Fighting online disinformation is a huge challenge, both for social networking sites and for business. On the other hand, it is a huge threat to users, but also to entire communities, organizations, countries and companies. Various types of disinformation campaigns can hit not only politicians directly, but also national minorities.

Twitter made an interesting discovery a few months ago by researching how its algorithm recommends political content to users. It turned out that the algorithms it used strengthened the tweets of right-wing political parties and news services more than those of left-wing or liberal ones.

It is therefore not surprising that thousands of disinformation posts about the war in Ukraine appear recently on Twitter.

Currently artificial intelligence is aiming to fight with such disinformation. The algorithms created by Polish company using deep machine learning are already working on Twitter and they recognize trolls with very high efficiency. MIM Solutions is responsible for the project. Every day, a special model of artificial intelligence reads data available on Twitter in search of posts and profiles “dealing” with disinformation. The AI picks them up and marks them. What is most innovative is the fact that a Polish company only needs 50 examples of such profiles and tweets to “catch” the troll, instead of a number of analysed data sets.

Algorithms read what appears daily on the social network, then analyse and flag suspicious profiles based on tweets. The project is currently at the proof of concept stage. What is worth noting is that the process is not manual but fully automated. The experts from MIM Solutions have created a model based on deep neural networks that allows to read Twitter automatically.

A deep neural network is a neural network with a certain level of complexity, a neural network with more than two layers. Deep neural networks use sophisticated mathematical modelling to process data in complex ways. A neural network can be therefore referred to as a technology built to simulate the activity of the human brain – specifically, pattern recognition and the passage of input through various layers of simulated neural connections. Experts define deep neural networks as networks that have an input layer, an output layer and at least one hidden layer in between. Each layer performs specific types of sorting and ordering in a process that some refer to as “feature hierarchy.” One of the key uses of these sophisticated neural networks is dealing with unlabeled or unstructured data. The phrase “deep learning” is also used to describe these deep neural networks, as deep learning represents a specific form of machine learning where technologies using aspects of artificial intelligence seek to classify and order information in ways that go beyond simple input/output protocols.

The Polish company describes the level of effectiveness of their model as very high amounting to around 95 percent or more. The model will be soon transformed into a Twitter bot that will search for trolling, not only related to the war in Ukraine.
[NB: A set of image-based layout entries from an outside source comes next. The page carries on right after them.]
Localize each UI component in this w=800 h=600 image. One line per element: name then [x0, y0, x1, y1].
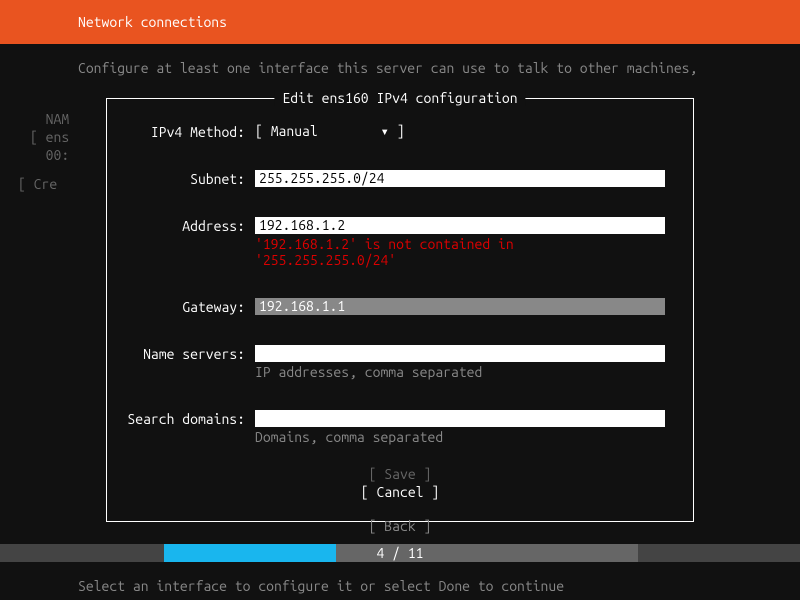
name-servers-label: Name servers:: [125, 345, 255, 362]
address-input[interactable]: 192.168.1.2: [255, 217, 665, 234]
bg-line: NAM: [30, 110, 69, 128]
back-button[interactable]: [ Back ]: [0, 518, 800, 534]
search-domains-hint: Domains, comma separated: [255, 429, 675, 445]
chevron-down-icon: ▾: [380, 123, 388, 140]
cancel-button[interactable]: [ Cancel ]: [125, 483, 675, 501]
header: Network connections: [0, 0, 800, 44]
ipv4-config-dialog: Edit ens160 IPv4 configuration IPv4 Meth…: [106, 98, 694, 522]
subnet-label: Subnet:: [125, 170, 255, 187]
progress-text: 4 / 11: [0, 545, 800, 561]
address-error: '192.168.1.2' is not contained in '255.2…: [255, 236, 675, 268]
subnet-input[interactable]: 255.255.255.0/24: [255, 170, 665, 187]
bg-line: 00:: [30, 146, 69, 164]
footer-hint: Select an interface to configure it or s…: [78, 578, 564, 594]
search-domains-input[interactable]: [255, 410, 665, 427]
ipv4-method-select[interactable]: [ Manual ▾ ]: [255, 123, 405, 139]
name-servers-hint: IP addresses, comma separated: [255, 364, 675, 380]
page-title: Network connections: [78, 14, 227, 30]
gateway-input[interactable]: 192.168.1.1: [255, 298, 665, 315]
bg-line: [ ens: [30, 128, 69, 146]
background-interface-list: NAM [ ens 00:: [30, 110, 69, 164]
progress-track: 4 / 11: [0, 544, 800, 562]
save-button[interactable]: [ Save ]: [125, 465, 675, 483]
address-label: Address:: [125, 217, 255, 234]
method-label: IPv4 Method:: [125, 123, 255, 140]
dialog-title: Edit ens160 IPv4 configuration: [274, 90, 525, 106]
name-servers-input[interactable]: [255, 345, 665, 362]
bg-create-line: [ Cre: [18, 176, 57, 192]
search-domains-label: Search domains:: [125, 410, 255, 427]
instruction-text: Configure at least one interface this se…: [0, 44, 800, 88]
gateway-label: Gateway:: [125, 298, 255, 315]
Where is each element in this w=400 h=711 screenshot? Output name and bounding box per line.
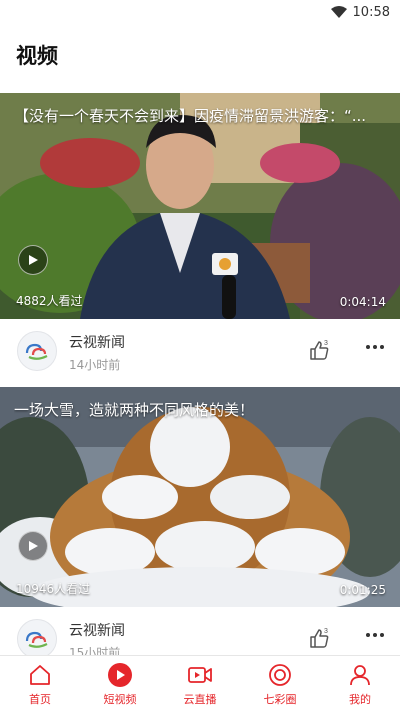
- bottom-tab-bar: 首页 短视频 云直播 七彩圈 我的: [0, 655, 400, 711]
- status-bar: 10:58: [0, 0, 400, 24]
- tab-label: 云直播: [183, 693, 217, 706]
- video-card[interactable]: 一场大雪，造就两种不同风格的美！ 10946人看过 0:01:25 云视新闻 1…: [0, 387, 400, 675]
- tab-circle[interactable]: 七彩圈: [240, 656, 320, 711]
- home-icon: [30, 665, 50, 685]
- video-title: 一场大雪，造就两种不同风格的美！: [14, 401, 255, 419]
- play-button[interactable]: [18, 245, 48, 275]
- tab-label: 七彩圈: [263, 693, 297, 706]
- view-count: 4882人看过: [16, 294, 83, 308]
- tab-live[interactable]: 云直播: [160, 656, 240, 711]
- view-count: 10946人看过: [16, 582, 91, 596]
- video-duration: 0:04:14: [339, 295, 386, 309]
- tab-profile[interactable]: 我的: [320, 656, 400, 711]
- more-dot: [373, 345, 377, 349]
- video-meta: 云视新闻 14小时前 3: [0, 319, 400, 387]
- more-dot: [366, 345, 370, 349]
- more-dot: [380, 633, 384, 637]
- video-thumbnail[interactable]: 一场大雪，造就两种不同风格的美！ 10946人看过 0:01:25: [0, 387, 400, 607]
- tab-label: 短视频: [103, 693, 137, 706]
- video-title: 【没有一个春天不会到来】因疫情滞留景洪游客：“...: [14, 107, 367, 125]
- play-icon: [29, 541, 38, 551]
- status-time: 10:58: [352, 4, 390, 20]
- more-dot: [366, 633, 370, 637]
- play-circle-icon: [108, 663, 132, 687]
- channel-logo-icon: [25, 631, 48, 648]
- more-options-button[interactable]: [366, 345, 384, 349]
- like-count: 3: [324, 628, 328, 635]
- thumbs-up-icon: 3: [310, 340, 329, 360]
- video-duration: 0:01:25: [339, 583, 386, 597]
- thumbs-up-icon: 3: [310, 628, 329, 648]
- play-icon: [29, 255, 38, 265]
- video-camera-icon: [188, 667, 212, 683]
- tab-short-video[interactable]: 短视频: [80, 656, 160, 711]
- more-options-button[interactable]: [366, 633, 384, 637]
- video-feed: 【没有一个春天不会到来】因疫情滞留景洪游客：“... 4882人看过 0:04:…: [0, 93, 400, 675]
- source-name[interactable]: 云视新闻: [69, 620, 125, 640]
- avatar[interactable]: [17, 619, 57, 659]
- video-thumbnail[interactable]: 【没有一个春天不会到来】因疫情滞留景洪游客：“... 4882人看过 0:04:…: [0, 93, 400, 319]
- tab-home[interactable]: 首页: [0, 656, 80, 711]
- page-title: 视频: [16, 44, 58, 68]
- like-count: 3: [324, 340, 328, 347]
- play-button[interactable]: [18, 531, 48, 561]
- tab-label: 首页: [29, 693, 51, 706]
- publish-time: 14小时前: [69, 358, 121, 372]
- source-name[interactable]: 云视新闻: [69, 332, 125, 352]
- video-card[interactable]: 【没有一个春天不会到来】因疫情滞留景洪游客：“... 4882人看过 0:04:…: [0, 93, 400, 387]
- user-icon: [350, 665, 370, 686]
- channel-logo-icon: [25, 343, 48, 360]
- wifi-icon: [330, 6, 347, 18]
- more-dot: [380, 345, 384, 349]
- target-icon: [269, 664, 291, 686]
- like-button[interactable]: 3: [308, 627, 330, 653]
- more-dot: [373, 633, 377, 637]
- like-button[interactable]: 3: [308, 339, 330, 365]
- video-thumbnail-image: [0, 93, 400, 319]
- avatar[interactable]: [17, 331, 57, 371]
- video-thumbnail-image: [0, 387, 400, 607]
- tab-label: 我的: [349, 693, 371, 706]
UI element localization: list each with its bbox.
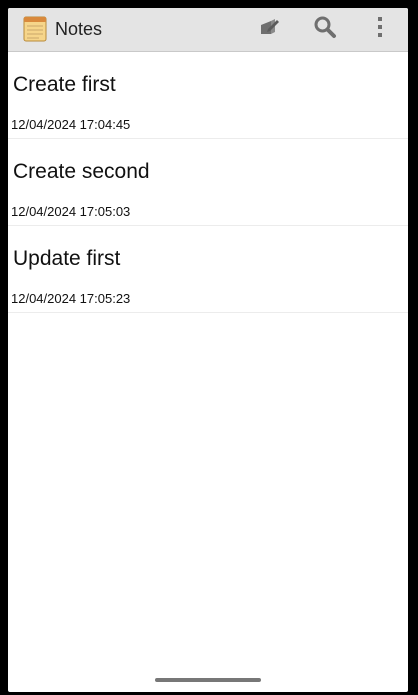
more-options-button[interactable] xyxy=(365,14,395,44)
note-date: 12/04/2024 17:05:03 xyxy=(11,204,131,219)
action-bar: Notes xyxy=(8,8,408,52)
phone-screen: Notes Create first 12/04/2024 17:04:45 C… xyxy=(8,8,408,692)
compose-icon xyxy=(259,17,281,42)
overflow-menu-icon xyxy=(377,16,383,43)
note-date: 12/04/2024 17:05:23 xyxy=(11,291,131,306)
note-date: 12/04/2024 17:04:45 xyxy=(11,117,131,132)
notes-list: Create first 12/04/2024 17:04:45 Create … xyxy=(8,52,408,313)
app-title: Notes xyxy=(55,19,103,39)
note-title: Update first xyxy=(13,247,121,270)
new-note-button[interactable] xyxy=(255,14,285,44)
search-icon xyxy=(313,15,337,44)
notepad-icon xyxy=(23,16,47,42)
list-item[interactable]: Update first 12/04/2024 17:05:23 xyxy=(8,226,408,313)
note-title: Create second xyxy=(13,160,150,183)
gesture-navigation-bar[interactable] xyxy=(155,678,261,682)
search-button[interactable] xyxy=(310,14,340,44)
list-item[interactable]: Create second 12/04/2024 17:05:03 xyxy=(8,139,408,226)
list-item[interactable]: Create first 12/04/2024 17:04:45 xyxy=(8,52,408,139)
note-title: Create first xyxy=(13,73,116,96)
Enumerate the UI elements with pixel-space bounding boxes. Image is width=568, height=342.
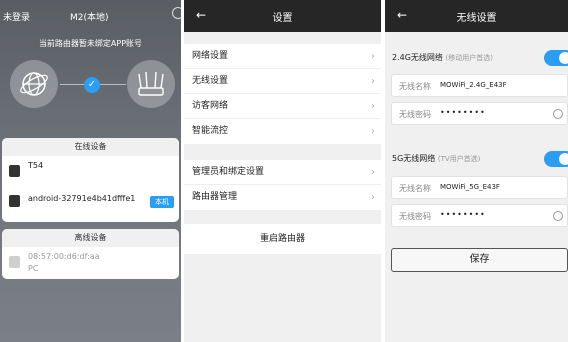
offline-devices-title: 离线设备 xyxy=(2,229,179,247)
phone-icon xyxy=(9,165,20,177)
band-hint: (移动用户首选) xyxy=(445,54,493,62)
chevron-right-icon: › xyxy=(371,192,375,203)
settings-group-2: 管理员和绑定设置 › 路由器管理 › xyxy=(184,160,381,210)
password-value: •••••••• xyxy=(440,210,486,219)
ssid-5g-field[interactable]: 无线名称 MOWiFi_5G_E43F xyxy=(391,176,568,199)
chevron-right-icon: › xyxy=(371,167,375,178)
menu-label: 无线设置 xyxy=(192,76,229,86)
device-row[interactable]: 08:57:00:d6:df:aa PC xyxy=(2,247,179,277)
ssid-value: MOWiFi_5G_E43F xyxy=(440,183,500,191)
router-icon xyxy=(127,60,175,108)
ssid-value: MOWiFi_2.4G_E43F xyxy=(440,81,507,89)
settings-group-1: 网络设置 › 无线设置 › 访客网络 › 智能流控 › xyxy=(184,44,381,144)
settings-panel: ← 设置 网络设置 › 无线设置 › 访客网络 › 智能流控 › 管理员和绑定设置 › 路… xyxy=(184,0,381,342)
menu-label: 智能流控 xyxy=(192,126,229,136)
menu-label: 访客网络 xyxy=(192,101,229,111)
field-label: 无线名称 xyxy=(399,82,431,91)
status-header: 未登录 M2(本地) xyxy=(0,0,181,32)
band-hint: (TV用户首选) xyxy=(437,155,481,163)
menu-label: 路由器管理 xyxy=(192,192,238,202)
band-24g-row: 2.4G无线网络 (移动用户首选) xyxy=(385,46,568,68)
login-status[interactable]: 未登录 xyxy=(3,10,30,23)
menu-router-management[interactable]: 路由器管理 › xyxy=(184,185,381,210)
password-value: •••••••• xyxy=(440,108,486,117)
router-status-panel: 未登录 M2(本地) 当前路由器暂未绑定APP账号 ✓ 在线设备 T54 and… xyxy=(0,0,181,342)
wireless-settings-panel: ← 无线设置 2.4G无线网络 (移动用户首选) 无线名称 MOWiFi_2.4… xyxy=(385,0,568,342)
device-mac: 08:57:00:d6:df:aa xyxy=(28,252,100,261)
this-device-badge: 本机 xyxy=(150,196,174,208)
page-title: 设置 xyxy=(272,13,293,24)
menu-label: 网络设置 xyxy=(192,51,229,61)
band-5g-toggle[interactable] xyxy=(544,151,568,167)
page-title: 无线设置 xyxy=(456,13,497,24)
band-name: 5G无线网络 xyxy=(392,154,436,163)
device-row[interactable]: android-32791e4b41dfffe1 本机 xyxy=(2,186,179,216)
password-24g-field[interactable]: 无线密码 •••••••• xyxy=(391,102,568,125)
wireless-header: ← 无线设置 xyxy=(385,0,568,32)
menu-admin-binding[interactable]: 管理员和绑定设置 › xyxy=(184,160,381,185)
reboot-router-button[interactable]: 重启路由器 xyxy=(184,224,381,254)
globe-icon xyxy=(10,60,58,108)
menu-guest-network[interactable]: 访客网络 › xyxy=(184,94,381,119)
menu-wireless-settings[interactable]: 无线设置 › xyxy=(184,69,381,94)
eye-icon[interactable] xyxy=(553,211,563,221)
check-icon: ✓ xyxy=(84,77,100,93)
online-devices-title: 在线设备 xyxy=(2,138,179,156)
field-label: 无线密码 xyxy=(399,110,431,119)
chevron-right-icon: › xyxy=(371,101,375,112)
menu-network-settings[interactable]: 网络设置 › xyxy=(184,44,381,69)
router-title: M2(本地) xyxy=(70,13,109,23)
password-5g-field[interactable]: 无线密码 •••••••• xyxy=(391,204,568,227)
band-name: 2.4G无线网络 xyxy=(392,53,443,62)
device-name: T54 xyxy=(28,161,44,170)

The system will soon gain the ability to evaluate, analyse and predict specific publications on the web, with a simultaneous impact on the value for companies.

From the technical side, the deep neural networks focusing on detecting fake news or information start with finding a dataset, then there takes place exploratory data analysis, cleaning the dataset, analysis of the trends found within it, preprocessing the collected data (for example by lowercasing all characters, removing punctuation); then there typically takes place the application of the NLTK library to conduct further preprocessing on the dataset which involves: tokenization, lemmatization and removal of stop words; then there are used models to categorise the text – LSTM model or a BERT model (Bidirectional Encoder Representations from Transformers).